Il lavoro agile sta diventando una modalità di lavoro sempre più diffusa nelle piccole e medie imprese, ma comporta nuove sfide per quanto riguarda la sicurezza sul lavoro. Con l’introduzione della Legge annuale sulle PMI 2026, sono emerse importanti modifiche al Dlgs 81/2008, in particolare sull’obbligo di informativa annuale per i lavoratori in modalità agile e sull’estensione delle verifiche periodiche alle attrezzature di lavoro mobili elevabili.
La legge stabilisce precise linee guida per garantire la sicurezza dei lavoratori che operano al di fuori dei locali aziendali, introducendo obblighi di cooperazione e informazione per i datori di lavoro.
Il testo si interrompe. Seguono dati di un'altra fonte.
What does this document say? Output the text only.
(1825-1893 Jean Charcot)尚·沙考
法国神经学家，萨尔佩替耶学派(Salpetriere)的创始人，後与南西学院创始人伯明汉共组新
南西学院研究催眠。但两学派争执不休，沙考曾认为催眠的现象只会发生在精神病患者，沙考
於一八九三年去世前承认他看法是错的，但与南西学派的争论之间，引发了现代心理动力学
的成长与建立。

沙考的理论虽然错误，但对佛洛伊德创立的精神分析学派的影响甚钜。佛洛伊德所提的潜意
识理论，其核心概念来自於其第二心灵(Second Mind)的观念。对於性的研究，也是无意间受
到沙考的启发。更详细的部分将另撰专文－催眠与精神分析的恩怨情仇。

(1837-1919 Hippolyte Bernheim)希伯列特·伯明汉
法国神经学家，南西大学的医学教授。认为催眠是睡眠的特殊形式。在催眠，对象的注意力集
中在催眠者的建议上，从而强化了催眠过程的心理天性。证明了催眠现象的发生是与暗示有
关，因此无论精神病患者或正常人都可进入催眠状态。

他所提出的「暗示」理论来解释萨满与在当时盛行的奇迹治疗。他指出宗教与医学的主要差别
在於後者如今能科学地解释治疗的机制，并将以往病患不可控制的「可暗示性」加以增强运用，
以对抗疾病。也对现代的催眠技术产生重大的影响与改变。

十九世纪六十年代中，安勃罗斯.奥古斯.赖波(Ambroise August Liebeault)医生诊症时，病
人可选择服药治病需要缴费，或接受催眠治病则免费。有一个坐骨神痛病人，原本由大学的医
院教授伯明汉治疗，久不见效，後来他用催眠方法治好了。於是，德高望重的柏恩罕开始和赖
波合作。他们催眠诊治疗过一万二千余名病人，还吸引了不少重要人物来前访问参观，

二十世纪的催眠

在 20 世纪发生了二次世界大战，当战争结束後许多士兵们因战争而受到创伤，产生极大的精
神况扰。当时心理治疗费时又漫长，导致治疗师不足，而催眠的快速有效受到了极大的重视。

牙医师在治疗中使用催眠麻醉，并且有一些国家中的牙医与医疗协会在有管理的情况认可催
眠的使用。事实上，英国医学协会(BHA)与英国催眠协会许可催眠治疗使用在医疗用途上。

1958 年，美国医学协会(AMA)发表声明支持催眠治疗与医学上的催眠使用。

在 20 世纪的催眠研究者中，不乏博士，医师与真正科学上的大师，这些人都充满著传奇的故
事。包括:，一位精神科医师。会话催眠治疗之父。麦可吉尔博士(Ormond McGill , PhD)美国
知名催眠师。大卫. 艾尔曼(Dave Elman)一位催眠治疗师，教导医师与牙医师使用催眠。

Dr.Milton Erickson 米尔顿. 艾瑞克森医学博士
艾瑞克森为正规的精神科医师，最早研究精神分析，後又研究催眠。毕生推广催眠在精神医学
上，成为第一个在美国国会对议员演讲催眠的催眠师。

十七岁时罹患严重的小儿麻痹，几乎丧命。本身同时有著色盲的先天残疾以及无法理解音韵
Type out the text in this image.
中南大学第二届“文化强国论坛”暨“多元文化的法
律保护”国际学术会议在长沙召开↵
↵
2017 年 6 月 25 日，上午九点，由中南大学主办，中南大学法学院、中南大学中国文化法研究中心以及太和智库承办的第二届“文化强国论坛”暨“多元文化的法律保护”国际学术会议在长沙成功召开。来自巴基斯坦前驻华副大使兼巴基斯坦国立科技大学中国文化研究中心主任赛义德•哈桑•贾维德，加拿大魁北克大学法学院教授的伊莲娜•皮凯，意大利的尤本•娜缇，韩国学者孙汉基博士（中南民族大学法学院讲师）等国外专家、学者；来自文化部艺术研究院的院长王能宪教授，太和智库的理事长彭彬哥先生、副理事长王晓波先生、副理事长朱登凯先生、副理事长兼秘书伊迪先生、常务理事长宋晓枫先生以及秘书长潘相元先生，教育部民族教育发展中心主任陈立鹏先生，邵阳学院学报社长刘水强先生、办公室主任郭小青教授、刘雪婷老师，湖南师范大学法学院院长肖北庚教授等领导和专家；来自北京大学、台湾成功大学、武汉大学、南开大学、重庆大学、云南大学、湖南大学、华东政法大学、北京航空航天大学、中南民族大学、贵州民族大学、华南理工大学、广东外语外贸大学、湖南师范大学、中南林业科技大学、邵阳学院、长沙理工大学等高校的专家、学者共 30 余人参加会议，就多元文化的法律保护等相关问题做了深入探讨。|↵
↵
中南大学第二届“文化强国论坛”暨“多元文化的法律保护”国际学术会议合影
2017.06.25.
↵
Le modifiche introdotte dalla legge pongono importanti responsabilità per le imprese, che devono adeguarsi a nuove normative sulla sicurezza, implementando misure preventive anche per i lavoratori in smart working. La Legge PMI 2026, infatti, enfatizza la necessità di proteggere la salute dei lavoratori che operano in modalità agile, assicurando che siano consapevoli dei rischi a cui sono esposti anche fuori dall’ambiente di lavoro tradizionale.
Informativa annuale sui rischi per il lavoro agile
Le novità previste dalla Legge PMI 2026 riguardano principalmente due aspetti: la sicurezza dei lavoratori in modalità agile e le verifiche periodiche per le attrezzature mobili elevabili. La legge impone che i datori di lavoro forniscano un’informativa annuale sui rischi specifici e generali connessi al lavoro agile, un obbligo che si estende in particolare alle prestazioni lavorative svolte mediante videoterminali, ma che include anche altre modalità di lavoro fuori dai locali aziendali.
L’informativa, che deve essere fornita ai lavoratori e ai rappresentanti della sicurezza, è fondamentale per garantire che i rischi siano gestiti in modo adeguato, anche in ambienti non convenzionali. Inoltre, la legge estende le verifiche periodiche alle attrezzature di lavoro mobili elevabili, inclusi i mezzi impiegati in attività particolari come quelle in frutteto. Le aziende sono ora obbligate a garantire che tali attrezzature siano regolarmente verificate per evitare incidenti e per rispettare gli standard di sicurezza.
Implicazioni pratiche per le imprese e i lavoratori
L’introduzione di queste nuove misure comporta delle implicazioni pratiche significative per le imprese e per i lavoratori. Le aziende devono garantire che tutte le attrezzature di lavoro mobili elevabili siano regolarmente verificate, e che l’informativa sui rischi legati al lavoro agile venga distribuita ai lavoratori, con particolare attenzione a coloro che operano con dispositivi elettronici come i videoterminali.
L’adozione di queste misure non solo tutela la sicurezza dei lavoratori, ma aiuta anche le aziende a rispettare le normative di sicurezza, riducendo i rischi di sanzioni legali e migliorando l’efficienza del lavoro agile. Per i lavoratori, queste modifiche significano una maggiore protezione della salute e della sicurezza, anche quando lavorano al di fuori dei locali aziendali. Le imprese, infine, dovranno implementare un sistema di gestione della sicurezza che sia conforme alle nuove disposizioni, al fine di garantire che i rischi siano adeguatamente monitorati e mitigati.